Researchers at Purdue University have discovered waves with picometer-scale spatial variations of electromagnetic fields that can propagate in semiconductors like silicon. The findings demonstrate that natural media host a variety of light-matter interaction phenomena at the atomistic level. The use of picophotonic waves in semiconducting materials may lead researchers to design new, functional, optical devices, allowing for applications in quantum technologies.
This figure demonstrates picophotonics in the 3D lattice of silicon atoms. The red wave represents the conventional electromagnetic wave propagating in the solid. The blue inner wave represents the new predicted picophotonic wave. Courtesy of Zubin Jacob/Purdue University.
Over the past decade, nanophotonics — the study of how light flows on the nanometer scale in engineered structures such as photonic crystals and metamaterials — has led to important advances. Existing research in nanophotonics can be captured within the realm of classical theory of atomic matter.
The Purdue team’s finding, leading to picophotonics, falls in the realm of quantum theory of atomistic response in matter.
The team’s work targets a long-standing puzzle in the field: the missing link between atomic lattices, their symmetry, and the role it plays in deeply picoscopic light fields. To solve this puzzle, the team developed a Maxwell-Hamiltonian framework of matter combined with a quantum theory of light-induced response in materials.
“This is a pivotal shift from the classical treatment of light flow applied in nanophotonics,” said Zubin Jacob, Elmore Associate Professor of Electrical and Computer Engineering and Department of Physics and Astronomy. “The quantum nature of light’s behavior in materials is the key for the emergence of picophotonics phenomena.”

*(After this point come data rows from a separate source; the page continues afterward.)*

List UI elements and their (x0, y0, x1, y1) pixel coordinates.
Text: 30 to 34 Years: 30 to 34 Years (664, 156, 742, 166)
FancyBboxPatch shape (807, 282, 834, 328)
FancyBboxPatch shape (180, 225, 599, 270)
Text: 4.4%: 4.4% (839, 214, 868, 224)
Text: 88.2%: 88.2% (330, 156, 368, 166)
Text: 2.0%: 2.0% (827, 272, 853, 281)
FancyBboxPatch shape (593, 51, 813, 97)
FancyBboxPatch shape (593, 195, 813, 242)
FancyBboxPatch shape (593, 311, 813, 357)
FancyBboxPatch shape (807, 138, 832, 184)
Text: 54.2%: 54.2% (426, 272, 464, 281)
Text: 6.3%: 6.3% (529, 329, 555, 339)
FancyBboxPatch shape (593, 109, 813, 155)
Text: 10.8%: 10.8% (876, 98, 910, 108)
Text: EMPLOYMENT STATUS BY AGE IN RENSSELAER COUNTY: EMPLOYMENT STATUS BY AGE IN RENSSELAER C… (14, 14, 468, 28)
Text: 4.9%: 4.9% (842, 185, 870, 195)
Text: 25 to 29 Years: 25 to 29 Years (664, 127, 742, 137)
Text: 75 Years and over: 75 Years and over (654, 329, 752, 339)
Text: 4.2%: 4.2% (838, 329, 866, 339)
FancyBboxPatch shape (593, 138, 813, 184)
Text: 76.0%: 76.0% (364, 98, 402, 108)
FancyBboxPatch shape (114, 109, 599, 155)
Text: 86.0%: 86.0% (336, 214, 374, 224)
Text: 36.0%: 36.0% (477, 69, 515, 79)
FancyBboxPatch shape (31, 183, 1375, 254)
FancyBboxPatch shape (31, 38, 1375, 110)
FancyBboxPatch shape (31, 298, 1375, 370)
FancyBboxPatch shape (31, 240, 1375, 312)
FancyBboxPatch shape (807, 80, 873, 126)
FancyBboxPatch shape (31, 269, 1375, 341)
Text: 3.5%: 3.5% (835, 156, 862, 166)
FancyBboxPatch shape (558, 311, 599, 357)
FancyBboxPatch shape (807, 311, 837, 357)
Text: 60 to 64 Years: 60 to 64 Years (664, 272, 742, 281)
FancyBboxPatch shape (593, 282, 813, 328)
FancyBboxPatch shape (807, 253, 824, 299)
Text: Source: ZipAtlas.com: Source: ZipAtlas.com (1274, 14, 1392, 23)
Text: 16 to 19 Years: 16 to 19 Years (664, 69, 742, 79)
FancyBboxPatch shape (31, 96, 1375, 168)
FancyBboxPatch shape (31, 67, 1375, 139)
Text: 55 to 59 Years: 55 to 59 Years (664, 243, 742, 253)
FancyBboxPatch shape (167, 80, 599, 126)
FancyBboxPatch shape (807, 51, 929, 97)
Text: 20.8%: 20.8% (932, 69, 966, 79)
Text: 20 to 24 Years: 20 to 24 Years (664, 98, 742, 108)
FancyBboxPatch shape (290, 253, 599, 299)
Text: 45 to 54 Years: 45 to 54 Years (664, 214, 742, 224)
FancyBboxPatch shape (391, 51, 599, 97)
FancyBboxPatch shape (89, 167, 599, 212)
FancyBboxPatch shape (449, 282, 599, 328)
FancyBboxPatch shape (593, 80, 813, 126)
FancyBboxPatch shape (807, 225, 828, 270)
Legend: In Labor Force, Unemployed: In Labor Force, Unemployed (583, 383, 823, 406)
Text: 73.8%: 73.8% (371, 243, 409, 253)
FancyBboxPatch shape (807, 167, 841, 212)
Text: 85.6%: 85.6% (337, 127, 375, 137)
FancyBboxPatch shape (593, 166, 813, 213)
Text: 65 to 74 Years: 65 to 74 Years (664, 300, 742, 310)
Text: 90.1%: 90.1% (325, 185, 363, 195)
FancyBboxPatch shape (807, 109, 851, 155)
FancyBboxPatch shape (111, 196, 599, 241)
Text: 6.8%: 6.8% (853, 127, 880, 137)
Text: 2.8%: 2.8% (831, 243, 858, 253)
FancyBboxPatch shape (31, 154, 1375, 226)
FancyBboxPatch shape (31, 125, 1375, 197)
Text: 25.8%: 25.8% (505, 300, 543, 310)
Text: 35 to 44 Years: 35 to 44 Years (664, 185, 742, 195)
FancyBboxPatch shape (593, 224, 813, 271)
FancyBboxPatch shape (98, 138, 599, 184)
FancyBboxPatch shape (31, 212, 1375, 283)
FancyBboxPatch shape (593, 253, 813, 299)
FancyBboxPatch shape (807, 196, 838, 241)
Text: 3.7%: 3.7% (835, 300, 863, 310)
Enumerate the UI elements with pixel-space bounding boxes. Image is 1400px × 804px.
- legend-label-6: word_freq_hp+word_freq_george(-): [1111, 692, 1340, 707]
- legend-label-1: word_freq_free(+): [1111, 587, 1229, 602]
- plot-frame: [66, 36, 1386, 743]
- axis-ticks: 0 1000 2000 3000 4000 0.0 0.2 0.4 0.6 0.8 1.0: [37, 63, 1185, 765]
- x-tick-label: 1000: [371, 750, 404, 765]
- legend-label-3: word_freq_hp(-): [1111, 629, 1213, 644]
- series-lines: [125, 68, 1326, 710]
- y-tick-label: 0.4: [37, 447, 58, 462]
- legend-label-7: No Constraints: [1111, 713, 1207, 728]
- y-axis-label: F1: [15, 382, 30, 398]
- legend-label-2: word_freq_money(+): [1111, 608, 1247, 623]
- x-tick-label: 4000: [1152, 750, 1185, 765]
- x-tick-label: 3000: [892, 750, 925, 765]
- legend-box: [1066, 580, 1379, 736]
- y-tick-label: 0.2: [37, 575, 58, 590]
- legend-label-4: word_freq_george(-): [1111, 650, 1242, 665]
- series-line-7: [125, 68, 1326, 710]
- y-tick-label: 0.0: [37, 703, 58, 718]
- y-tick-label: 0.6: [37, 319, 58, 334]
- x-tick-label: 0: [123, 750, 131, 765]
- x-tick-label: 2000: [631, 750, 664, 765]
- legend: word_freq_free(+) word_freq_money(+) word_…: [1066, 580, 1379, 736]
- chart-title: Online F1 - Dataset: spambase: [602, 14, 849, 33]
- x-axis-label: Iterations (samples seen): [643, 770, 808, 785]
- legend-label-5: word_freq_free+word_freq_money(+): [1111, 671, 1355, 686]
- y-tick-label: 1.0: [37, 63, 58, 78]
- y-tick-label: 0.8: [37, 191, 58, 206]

Research scientist Sathwik Bharadwaj and colleagues showed that hidden amid traditional well-known electromagnetic waves, new anomalous waves emerge in the atomic lattice. These lightwaves are highly oscillatory even within one fundamental building block of the silicon crystal (subnanometer-length scale).
According to Bharadwaj, natural materials have rich, intrinsic crystal lattice symmetries — and light is strongly influenced by these symmetries. The team’s next goal, stemming from the work, is to apply its theory to quantum and topological materials.
The team also aims to verify the existence of the newly discovered waves experimentally. Further, Jacob said that the team has initiated a picoelectrodynamics theory network that brings together a diverse group of researchers to explore macroscopic phenomena stemming from microscopic pico-electrodynamic fields inside matter.
The research was published in Physical Review Applied (www.doi.org/10.1103/PhysRevApplied.18.044065).